April 26, 2026 | Rome, Italy
Christopher P. Winner February 11, 2026 at 12:37 pm
Toward the end of the Eisenhower presidency in the late 1950s it was widely assumed the Soviet Union would beat the United States to the moon and once there instruct its cosmonauts to patriotically claim the orb in the name of Russia while bombarding Earth with Communist propaganda. Thanks to John Kennedy’s ambitious space program, that’s not how it turned out. America was first to the moon in 1969 and followed its initial landing with five more in three years. Neil Armstrong, the original moonman, had no jingoistic remarks to offer in his first transmission. He spoke instead of a “giant leap for mankind” and was universally embraced, as was the U.S. NASA ended its lunar program in 1972 and began investigating a manned Mars mission as that planet seemed infinitely more promising than the barren moon. That funding never materialized, and NASA was forced instead into the space shuttle program, which by hauling a variety of satellites (many from the military and tech companies) into space seemed more commercially gainful.
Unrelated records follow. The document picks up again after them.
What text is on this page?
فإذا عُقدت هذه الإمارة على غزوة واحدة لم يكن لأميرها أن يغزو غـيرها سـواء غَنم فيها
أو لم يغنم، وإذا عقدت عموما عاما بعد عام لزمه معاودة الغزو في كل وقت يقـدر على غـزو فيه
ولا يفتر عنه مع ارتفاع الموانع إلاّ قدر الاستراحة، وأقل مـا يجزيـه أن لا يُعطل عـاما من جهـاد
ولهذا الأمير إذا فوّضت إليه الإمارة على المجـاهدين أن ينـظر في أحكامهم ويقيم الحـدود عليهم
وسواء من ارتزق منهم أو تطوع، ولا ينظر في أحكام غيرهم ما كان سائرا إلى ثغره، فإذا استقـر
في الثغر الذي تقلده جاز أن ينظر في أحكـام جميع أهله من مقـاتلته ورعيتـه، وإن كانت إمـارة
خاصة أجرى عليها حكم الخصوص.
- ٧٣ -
But in the end, even the shuttle, which suffered two major disasters, faded from sight and mind. Now, a driven president with a Sun King ego has decided to force a new lunar landing mission expected, after trial orbits around the moon, to make landfall later this year. His efforts are motivated at least in part by a Chinese wish to put its own people on the moon by 2029. The American stunt — what else to call it? — has less to do with science and humanity (the moon is after all old hat) than one leader’s wish to place a new feather in his cap. A moon escapade pumped up by social media may well go heavy on chauvinism and flag plantings, though this time a woman or two might do the honors. In a word, the project will be an exercise in White House contrivance. All the while as lonely Mars awaits its Magellan.